Melihat situasi tersebut, nasib Setya setelah perkaranya diproses di MKD sangat bergantung pada dinamika yang terjadi di dalam MKD itu sendiri.

Saat ini MKD mempunyai 17 anggota:

Merujuk pada komposisi awal koalisi partai politik pasca Pemilu 2014, Koalisi Indonesia Raya (KIH) sebagai koalisi partai politik pendukung pemerintah hanya menguasai enam kursi anggota MKD. Sedangkan sisanya dikuasai Koalisi Merah Putih (KMP).

Jika Partai Amanat Nasional (PAN) yang akhir-akhir ini berubah haluan politiknya dimasukkan ke dalam KIH, maka KIH akan mendapat tambahan dua kursi anggota MKD, sedangkan KMP kehilangan dua kursi.

Keputusan MKD dapat ditetapkan sebagai perjanjian ‘pribadi’

Seberapa besar pengaruh konstelasi politik di atas terhadap dinamika proses pengambilan keputusan di MKD?

Menurut pengamat politik Charta Politika, Yunarto Wijaya, sulit menghubungkan dinamika di tubuh MKD dalam putusan kasus Setya dengan dikotomi KIH dan KMP.

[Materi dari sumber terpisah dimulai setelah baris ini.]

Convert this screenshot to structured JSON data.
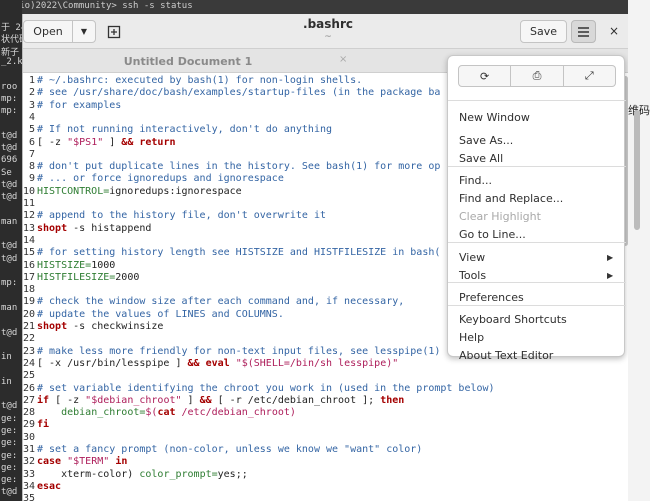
{
  "background": {
    "top_text": "tudio)2022\\Community> ssh -s status",
    "terminal_lines": [
      "于 24",
      "状代码",
      "新子",
      "_2.ka",
      "",
      "roo",
      "mp:",
      "mp:",
      "",
      "t@d",
      "t@d",
      "696",
      "Se",
      "t@d",
      "t@d",
      "",
      "man",
      "",
      "t@d",
      "t@d",
      "",
      "mp:",
      "",
      "man",
      "",
      "t@d",
      "",
      "in",
      "",
      "in",
      "",
      "t@d",
      "ge:",
      "ge:",
      "ge:",
      "ge:",
      "ge:",
      "ge:",
      "t@d"
    ],
    "right_text": "维码"
  },
  "header": {
    "open_label": "Open",
    "open_dropdown_icon": "triangle-down-icon",
    "new_tab_icon": "new-document-icon",
    "title": ".bashrc",
    "subtitle": "~",
    "save_label": "Save",
    "menu_icon": "hamburger-icon",
    "close_glyph": "×"
  },
  "tabs": [
    {
      "label": "Untitled Document 1",
      "close": "×"
    }
  ],
  "editor": {
    "lines": [
      {
        "n": "1",
        "parts": [
          {
            "c": "c",
            "t": "# ~/.bashrc: executed by bash(1) for non-login shells."
          }
        ]
      },
      {
        "n": "2",
        "parts": [
          {
            "c": "c",
            "t": "# see /usr/share/doc/bash/examples/startup-files (in the package ba"
          }
        ]
      },
      {
        "n": "3",
        "parts": [
          {
            "c": "c",
            "t": "# for examples"
          }
        ]
      },
      {
        "n": "4",
        "parts": []
      },
      {
        "n": "5",
        "parts": [
          {
            "c": "c",
            "t": "# If not running interactively, don't do anything"
          }
        ]
      },
      {
        "n": "6",
        "parts": [
          {
            "c": "t",
            "t": "[ -z "
          },
          {
            "c": "s",
            "t": "\"$PS1\""
          },
          {
            "c": "t",
            "t": " ] "
          },
          {
            "c": "k",
            "t": "&& return"
          }
        ]
      },
      {
        "n": "7",
        "parts": []
      },
      {
        "n": "8",
        "parts": [
          {
            "c": "c",
            "t": "# don't put duplicate lines in the history. See bash(1) for more op"
          }
        ]
      },
      {
        "n": "9",
        "parts": [
          {
            "c": "c",
            "t": "# ... or force ignoredups and ignorespace"
          }
        ]
      },
      {
        "n": "10",
        "parts": [
          {
            "c": "v",
            "t": "HISTCONTROL="
          },
          {
            "c": "t",
            "t": "ignoredups:ignorespace"
          }
        ]
      },
      {
        "n": "11",
        "parts": []
      },
      {
        "n": "12",
        "parts": [
          {
            "c": "c",
            "t": "# append to the history file, don't overwrite it"
          }
        ]
      },
      {
        "n": "13",
        "parts": [
          {
            "c": "k",
            "t": "shopt"
          },
          {
            "c": "t",
            "t": " -s histappend"
          }
        ]
      },
      {
        "n": "14",
        "parts": []
      },
      {
        "n": "15",
        "parts": [
          {
            "c": "c",
            "t": "# for setting history length see HISTSIZE and HISTFILESIZE in bash("
          }
        ]
      },
      {
        "n": "16",
        "parts": [
          {
            "c": "v",
            "t": "HISTSIZE="
          },
          {
            "c": "t",
            "t": "1000"
          }
        ]
      },
      {
        "n": "17",
        "parts": [
          {
            "c": "v",
            "t": "HISTFILESIZE="
          },
          {
            "c": "t",
            "t": "2000"
          }
        ]
      },
      {
        "n": "18",
        "parts": []
      },
      {
        "n": "19",
        "parts": [
          {
            "c": "c",
            "t": "# check the window size after each command and, if necessary,"
          }
        ]
      },
      {
        "n": "20",
        "parts": [
          {
            "c": "c",
            "t": "# update the values of LINES and COLUMNS."
          }
        ]
      },
      {
        "n": "21",
        "parts": [
          {
            "c": "k",
            "t": "shopt"
          },
          {
            "c": "t",
            "t": " -s checkwinsize"
          }
        ]
      },
      {
        "n": "22",
        "parts": []
      },
      {
        "n": "23",
        "parts": [
          {
            "c": "c",
            "t": "# make less more friendly for non-text input files, see lesspipe(1)"
          }
        ]
      },
      {
        "n": "24",
        "parts": [
          {
            "c": "t",
            "t": "[ -x /usr/bin/lesspipe ] "
          },
          {
            "c": "k",
            "t": "&& eval"
          },
          {
            "c": "t",
            "t": " "
          },
          {
            "c": "s",
            "t": "\"$(SHELL=/bin/sh lesspipe)\""
          }
        ]
      },
      {
        "n": "25",
        "parts": []
      },
      {
        "n": "26",
        "parts": [
          {
            "c": "c",
            "t": "# set variable identifying the chroot you work in (used in the prompt below)"
          }
        ]
      },
      {
        "n": "27",
        "parts": [
          {
            "c": "k",
            "t": "if"
          },
          {
            "c": "t",
            "t": " [ -z "
          },
          {
            "c": "s",
            "t": "\"$debian_chroot\""
          },
          {
            "c": "t",
            "t": " ] "
          },
          {
            "c": "k",
            "t": "&&"
          },
          {
            "c": "t",
            "t": " [ -r /etc/debian_chroot ]; "
          },
          {
            "c": "k",
            "t": "then"
          }
        ]
      },
      {
        "n": "28",
        "parts": [
          {
            "c": "t",
            "t": "    "
          },
          {
            "c": "v",
            "t": "debian_chroot="
          },
          {
            "c": "s",
            "t": "$("
          },
          {
            "c": "k",
            "t": "cat"
          },
          {
            "c": "s",
            "t": " /etc/debian_chroot)"
          }
        ]
      },
      {
        "n": "29",
        "parts": [
          {
            "c": "k",
            "t": "fi"
          }
        ]
      },
      {
        "n": "30",
        "parts": []
      },
      {
        "n": "31",
        "parts": [
          {
            "c": "c",
            "t": "# set a fancy prompt (non-color, unless we know we \"want\" color)"
          }
        ]
      },
      {
        "n": "32",
        "parts": [
          {
            "c": "k",
            "t": "case"
          },
          {
            "c": "t",
            "t": " "
          },
          {
            "c": "s",
            "t": "\"$TERM\""
          },
          {
            "c": "t",
            "t": " "
          },
          {
            "c": "k",
            "t": "in"
          }
        ]
      },
      {
        "n": "33",
        "parts": [
          {
            "c": "t",
            "t": "    xterm-color) "
          },
          {
            "c": "v",
            "t": "color_prompt="
          },
          {
            "c": "t",
            "t": "yes;;"
          }
        ]
      },
      {
        "n": "34",
        "parts": [
          {
            "c": "k",
            "t": "esac"
          }
        ]
      },
      {
        "n": "35",
        "parts": []
      },
      {
        "n": "36",
        "parts": [
          {
            "c": "c",
            "t": "# uncomment for a colored prompt, if the terminal has the capability; turned"
          }
        ]
      }
    ]
  },
  "menu": {
    "icon_buttons": [
      {
        "name": "reload-icon",
        "glyph": "⟳"
      },
      {
        "name": "print-icon",
        "glyph": "⎙"
      },
      {
        "name": "fullscreen-icon",
        "glyph": "⤢"
      }
    ],
    "items": [
      {
        "label": "New Window"
      },
      {
        "label": "Save As..."
      },
      {
        "label": "Save All"
      },
      {
        "label": "Find..."
      },
      {
        "label": "Find and Replace..."
      },
      {
        "label": "Clear Highlight",
        "disabled": true
      },
      {
        "label": "Go to Line..."
      },
      {
        "label": "View",
        "submenu": true
      },
      {
        "label": "Tools",
        "submenu": true
      },
      {
        "label": "Preferences"
      },
      {
        "label": "Keyboard Shortcuts"
      },
      {
        "label": "Help"
      },
      {
        "label": "About Text Editor"
      }
    ]
  }
}
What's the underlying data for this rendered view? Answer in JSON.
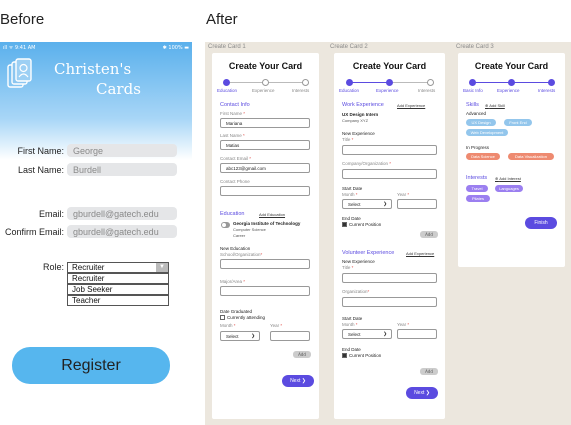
{
  "labels": {
    "before": "Before",
    "after": "After"
  },
  "phone": {
    "status_left": "ıll ᯤ 9:41 AM",
    "status_right": "✱ 100% ▬",
    "app_title_line1": "Christen's",
    "app_title_line2": "Cards",
    "fields": [
      {
        "label": "First Name:",
        "value": "George"
      },
      {
        "label": "Last Name:",
        "value": "Burdell"
      },
      {
        "label": "Email:",
        "value": "gburdell@gatech.edu"
      },
      {
        "label": "Confirm Email:",
        "value": "gburdell@gatech.edu"
      }
    ],
    "role_label": "Role:",
    "role_selected": "Recruiter",
    "role_options": [
      "Recruiter",
      "Job Seeker",
      "Teacher"
    ],
    "register_label": "Register"
  },
  "card1": {
    "frame": "Create Card 1",
    "title": "Create Your Card",
    "steps": [
      "Education",
      "Experience",
      "Interests"
    ],
    "contact_heading": "Contact Info",
    "first_name_label": "First Name",
    "first_name": "Mariana",
    "last_name_label": "Last Name",
    "last_name": "Matias",
    "email_label": "Contact Email",
    "email": "abc123@gmail.com",
    "phone_label": "Contact Phone",
    "education_heading": "Education",
    "add_education": "Add Education",
    "school_name": "Georgia Institute of Technology",
    "school_major": "Computer Science",
    "school_extra": "Career",
    "new_edu_label": "New Education",
    "school_org_label": "School/Organization",
    "major_label": "Major/Area",
    "date_grad_label": "Date Graduated",
    "currently_attending": "Currently attending",
    "month_label": "Month",
    "year_label": "Year",
    "select": "Select",
    "add": "Add",
    "next": "Next"
  },
  "card2": {
    "frame": "Create Card 2",
    "title": "Create Your Card",
    "steps": [
      "Education",
      "Experience",
      "Interests"
    ],
    "work_heading": "Work Experience",
    "add_work": "Add Experience",
    "job_title": "UX Design Intern",
    "job_company": "Company XYZ",
    "new_exp": "New Experience",
    "title_label": "Title",
    "company_label": "Company/Organization",
    "start_date": "Start Date",
    "month_label": "Month",
    "year_label": "Year",
    "select": "Select",
    "end_date": "End Date",
    "current_position": "Current Position",
    "add": "Add",
    "vol_heading": "Volunteer Experience",
    "add_vol": "Add Experience",
    "new_exp2": "New Experience",
    "title2_label": "Title",
    "org_label": "Organization",
    "start_date2": "Start Date",
    "month2_label": "Month",
    "year2_label": "Year",
    "select2": "Select",
    "end_date2": "End Date",
    "current_position2": "Current Position",
    "add2": "Add",
    "next": "Next"
  },
  "card3": {
    "frame": "Create Card 3",
    "title": "Create Your Card",
    "steps": [
      "Basic Info",
      "Experience",
      "Interests"
    ],
    "skills_heading": "Skills",
    "add_skill": "Add Skill",
    "advanced": "Advanced",
    "advanced_pills": [
      {
        "label": "UX Design",
        "color": "#93c6ec"
      },
      {
        "label": "Front End",
        "color": "#93c6ec"
      },
      {
        "label": "Web Development",
        "color": "#93c6ec"
      }
    ],
    "in_progress": "In Progress",
    "progress_pills": [
      {
        "label": "Data Science",
        "color": "#ee8a70"
      },
      {
        "label": "Data Visualization",
        "color": "#ee8a70"
      }
    ],
    "interests_heading": "Interests",
    "add_interest": "Add Interest",
    "interest_pills": [
      {
        "label": "Travel",
        "color": "#9b7ff0"
      },
      {
        "label": "Languages",
        "color": "#9b7ff0"
      },
      {
        "label": "Pilates",
        "color": "#9b7ff0"
      }
    ],
    "finish": "Finish"
  },
  "colors": {
    "accent": "#5b4be0",
    "phone_blue": "#56b6ee",
    "board": "#ece7de"
  }
}
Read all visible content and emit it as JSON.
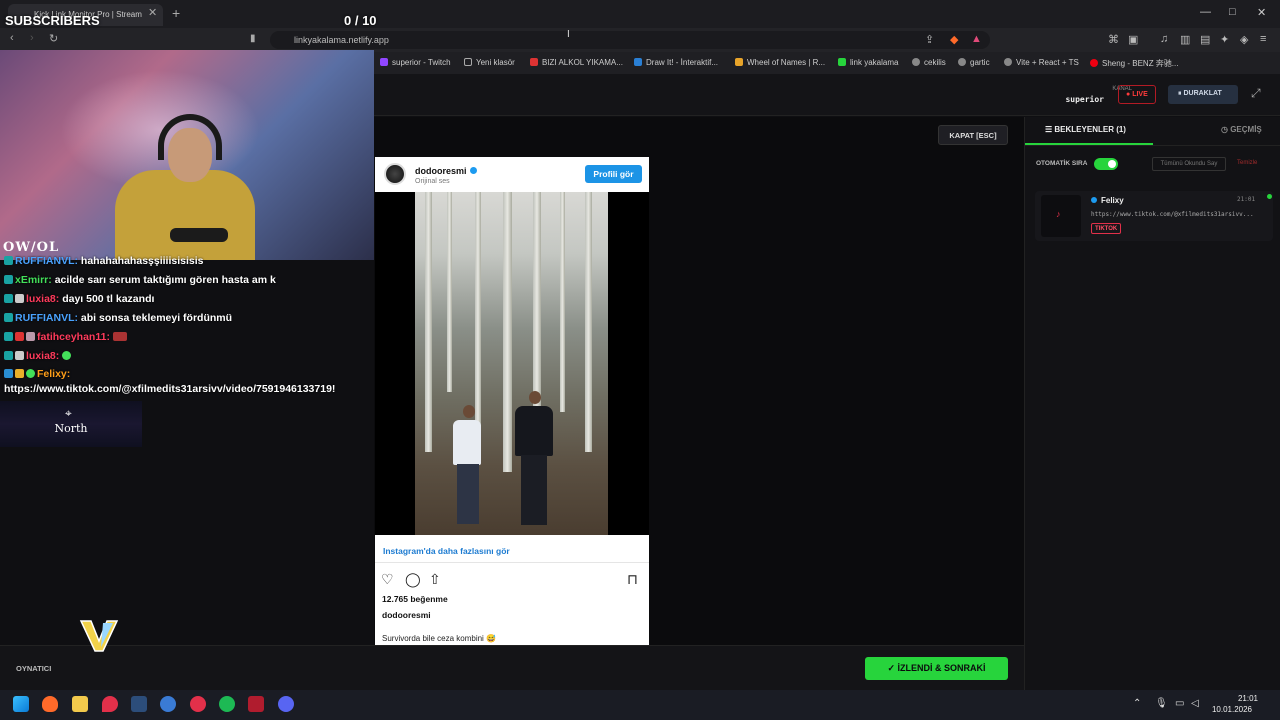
{
  "browser": {
    "tab_title": "Kick Link Monitor Pro | Stream",
    "tab_close": "✕",
    "new_tab": "+",
    "url": "linkyakalama.netlify.app",
    "bookmarks": [
      "superior - Twitch",
      "Yeni klasör",
      "BIZI ALKOL YIKAMA...",
      "Draw It! - İnteraktif...",
      "Wheel of Names | R...",
      "link yakalama",
      "cekilis",
      "gartic",
      "Vite + React + TS",
      "Sheng - BENZ 奔驰..."
    ]
  },
  "header": {
    "kanal_label": "KANAL",
    "kanal_name": "superior",
    "live": "LIVE",
    "pause": "DURAKLAT"
  },
  "viewer": {
    "close_button": "KAPAT [ESC]",
    "instagram": {
      "username": "dodooresmi",
      "subtitle": "Orijinal ses",
      "profile_button": "Profili gör",
      "more_link": "Instagram'da daha fazlasını gör",
      "likes": "12.765 beğenme",
      "caption_user": "dodooresmi",
      "caption": "Survivorda bile ceza kombini 😅"
    }
  },
  "sidebar": {
    "tab_queue": "BEKLEYENLER (1)",
    "tab_history": "GEÇMİŞ",
    "auto_queue_label": "OTOMATİK SIRA",
    "auto_queue_on": true,
    "mark_all_read": "Tümünü Okundu Say",
    "clear": "Temizle",
    "queue": [
      {
        "user": "Felixy",
        "time": "21:01",
        "url": "https://www.tiktok.com/@xfilmedits31arsivv...",
        "platform": "TIKTOK"
      }
    ]
  },
  "footer": {
    "player_label": "OYNATICI",
    "next_button": "İZLENDİ & SONRAKİ"
  },
  "overlay": {
    "subscribers_label": "SUBSCRIBERS",
    "subscribers_count": "0 / 10",
    "owl_text": "OW/OL",
    "chat": [
      {
        "user": "RUFFIANVL:",
        "text": "hahahahahasşşiiiisisisis",
        "color": "#4aa3ff"
      },
      {
        "user": "xEmirr:",
        "text": "acilde sarı serum taktığımı gören hasta am k",
        "color": "#43e05a"
      },
      {
        "user": "luxia8:",
        "text": "dayı 500 tl kazandı",
        "color": "#ff3b5c"
      },
      {
        "user": "RUFFIANVL:",
        "text": "abi sonsa teklemeyi fördünmü",
        "color": "#4aa3ff"
      },
      {
        "user": "fatihceyhan11:",
        "text": "",
        "color": "#ff3b5c"
      },
      {
        "user": "luxia8:",
        "text": "",
        "color": "#ff3b5c"
      },
      {
        "user": "Felixy:",
        "text": "",
        "color": "#ff9f1a"
      }
    ],
    "chat_link": "https://www.tiktok.com/@xfilmedits31arsivv/video/7591946133719!",
    "north": "North"
  },
  "taskbar": {
    "time": "21:01",
    "date": "10.01.2026"
  },
  "colors": {
    "accent_green": "#27d43c",
    "live_red": "#ff3b3b",
    "ig_blue": "#1c94e6"
  }
}
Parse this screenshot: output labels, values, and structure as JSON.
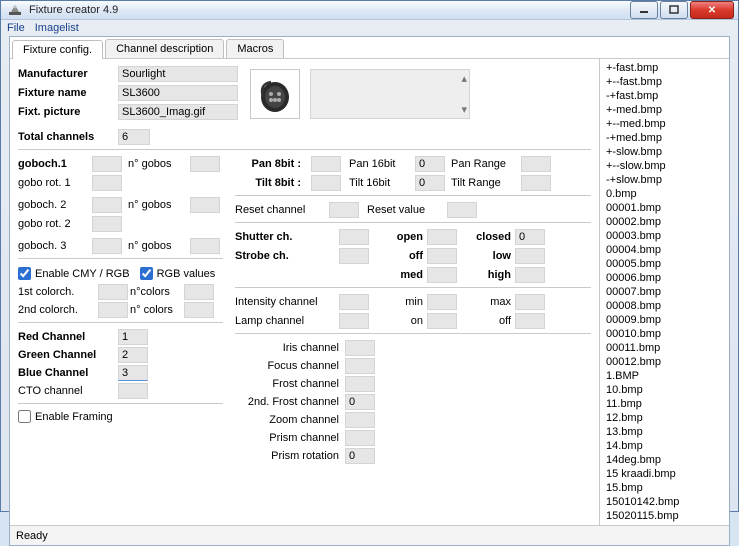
{
  "window": {
    "title": "Fixture creator 4.9"
  },
  "menu": {
    "file": "File",
    "imagelist": "Imagelist"
  },
  "tabs": {
    "config": "Fixture config.",
    "channel": "Channel description",
    "macros": "Macros"
  },
  "labels": {
    "manufacturer": "Manufacturer",
    "fixture_name": "Fixture name",
    "fixt_picture": "Fixt. picture",
    "total_channels": "Total channels",
    "goboch1": "goboch.1",
    "n_gobos": "n° gobos",
    "gobo_rot1": "gobo rot. 1",
    "goboch2": "goboch. 2",
    "gobo_rot2": "gobo rot. 2",
    "goboch3": "goboch. 3",
    "enable_cmy": "Enable CMY / RGB",
    "rgb_values": "RGB values",
    "first_colorch": "1st colorch.",
    "n_colors": "n°colors",
    "second_colorch": "2nd colorch.",
    "n_colors2": "n° colors",
    "red_channel": "Red Channel",
    "green_channel": "Green Channel",
    "blue_channel": "Blue Channel",
    "cto_channel": "CTO channel",
    "enable_framing": "Enable Framing",
    "pan8": "Pan 8bit :",
    "tilt8": "Tilt 8bit :",
    "pan16": "Pan 16bit",
    "tilt16": "Tilt 16bit",
    "pan_range": "Pan Range",
    "tilt_range": "Tilt Range",
    "reset_ch": "Reset channel",
    "reset_val": "Reset value",
    "shutter_ch": "Shutter ch.",
    "strobe_ch": "Strobe ch.",
    "open": "open",
    "closed": "closed",
    "off": "off",
    "low": "low",
    "med": "med",
    "high": "high",
    "intensity_ch": "Intensity channel",
    "lamp_ch": "Lamp channel",
    "min": "min",
    "max": "max",
    "on": "on",
    "off2": "off",
    "iris_ch": "Iris channel",
    "focus_ch": "Focus channel",
    "frost_ch": "Frost channel",
    "frost2_ch": "2nd. Frost channel",
    "zoom_ch": "Zoom channel",
    "prism_ch": "Prism channel",
    "prism_rot": "Prism rotation"
  },
  "values": {
    "manufacturer": "Sourlight",
    "fixture_name": "SL3600",
    "fixt_picture": "SL3600_Imag.gif",
    "total_channels": "6",
    "red": "1",
    "green": "2",
    "blue": "3",
    "pan16": "0",
    "tilt16": "0",
    "closed": "0",
    "frost2": "0",
    "prism_rot": "0"
  },
  "filelist": [
    "+-fast.bmp",
    "+--fast.bmp",
    "-+fast.bmp",
    "+-med.bmp",
    "+--med.bmp",
    "-+med.bmp",
    "+-slow.bmp",
    "+--slow.bmp",
    "-+slow.bmp",
    "0.bmp",
    "00001.bmp",
    "00002.bmp",
    "00003.bmp",
    "00004.bmp",
    "00005.bmp",
    "00006.bmp",
    "00007.bmp",
    "00008.bmp",
    "00009.bmp",
    "00010.bmp",
    "00011.bmp",
    "00012.bmp",
    "1.BMP",
    "10.bmp",
    "11.bmp",
    "12.bmp",
    "13.bmp",
    "14.bmp",
    "14deg.bmp",
    "15 kraadi.bmp",
    "15.bmp",
    "15010142.bmp",
    "15020115.bmp"
  ],
  "status": "Ready"
}
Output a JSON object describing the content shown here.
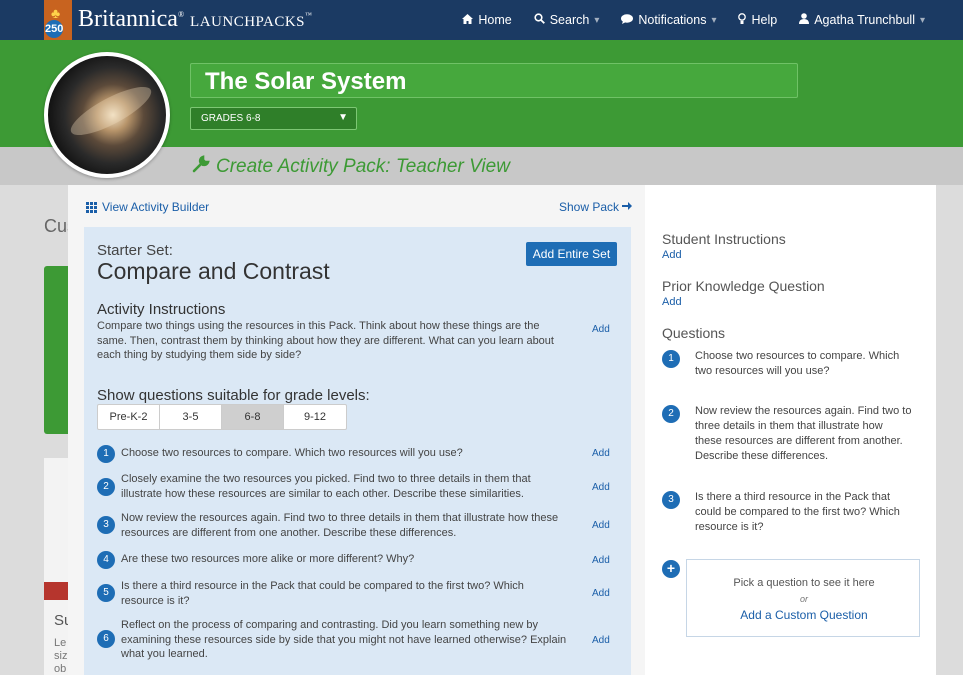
{
  "topbar": {
    "logo_num": "250",
    "brand": "Britannica",
    "brand_sub": "LaunchPacks",
    "nav": [
      {
        "label": "Home",
        "icon": "home-icon"
      },
      {
        "label": "Search",
        "icon": "search-icon"
      },
      {
        "label": "Notifications",
        "icon": "chat-icon"
      },
      {
        "label": "Help",
        "icon": "lightbulb-icon"
      },
      {
        "label": "Agatha Trunchbull",
        "icon": "user-icon"
      }
    ]
  },
  "header": {
    "title": "The Solar System",
    "grade": "GRADES 6-8",
    "subtitle": "Create Activity Pack: Teacher View"
  },
  "background": {
    "cus": "Cus",
    "su": "Su",
    "le": [
      "Le",
      "siz",
      "ob"
    ]
  },
  "modal": {
    "view_builder": "View Activity Builder",
    "show_pack": "Show Pack",
    "starter_label": "Starter Set:",
    "starter_title": "Compare and Contrast",
    "add_entire_set": "Add Entire Set",
    "instructions_head": "Activity Instructions",
    "instructions_body": "Compare two things using the resources in this Pack. Think about how these things are the same. Then, contrast them by thinking about how they are different. What can you learn about each thing by studying them side by side?",
    "add": "Add",
    "grade_head": "Show questions suitable for grade levels:",
    "grade_tabs": [
      "Pre-K-2",
      "3-5",
      "6-8",
      "9-12"
    ],
    "questions": [
      "Choose two resources to compare. Which two resources will you use?",
      "Closely examine the two resources you picked. Find two to three details in them that illustrate how these resources are similar to each other. Describe these similarities.",
      "Now review the resources again. Find two to three details in them that illustrate how these resources are different from one another. Describe these differences.",
      "Are these two resources more alike or more different? Why?",
      "Is there a third resource in the Pack that could be compared to the first two? Which resource is it?",
      "Reflect on the process of comparing and contrasting. Did you learn something new by examining these resources side by side that you might not have learned otherwise? Explain what you learned."
    ]
  },
  "right": {
    "student_instructions": "Student Instructions",
    "prior_knowledge": "Prior Knowledge Question",
    "add": "Add",
    "questions_head": "Questions",
    "questions": [
      "Choose two resources to compare. Which two resources will you use?",
      "Now review the resources again. Find two to three details in them that illustrate how these resources are different from another. Describe these differences.",
      "Is there a third resource in the Pack that could be compared to the first two? Which resource is it?"
    ],
    "pick_text": "Pick a question to see it here",
    "pick_or": "or",
    "add_custom": "Add a Custom Question"
  }
}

“Sulit mengaitkan hal ini dengan dikotomi KIH dan KMP karena partai KIH sendiri juga tidak banyak bersuara, termasuk PDI-P. “Hanya Nasdem yang vokal,” kata Yunarto kepada Rappler, Senin 23 November.

Meski demikian, Yunarto mengakui ada potensi putusan MKD ditentukan oleh kesepakatan politik yang bersifat “bawah tangan”. Menurut dia, urgensinya mengapa masyarakat harus mendorong agar sidang MKD berlangsung terbuka.

Hanya bisa memberikan rekomendasi

Akhirnya MKD tidak bisa memecat Setya. Mereka hanya bisa memberikan rekomendasi kepada Paripurna DPR RI untuk melakukan hal tersebut.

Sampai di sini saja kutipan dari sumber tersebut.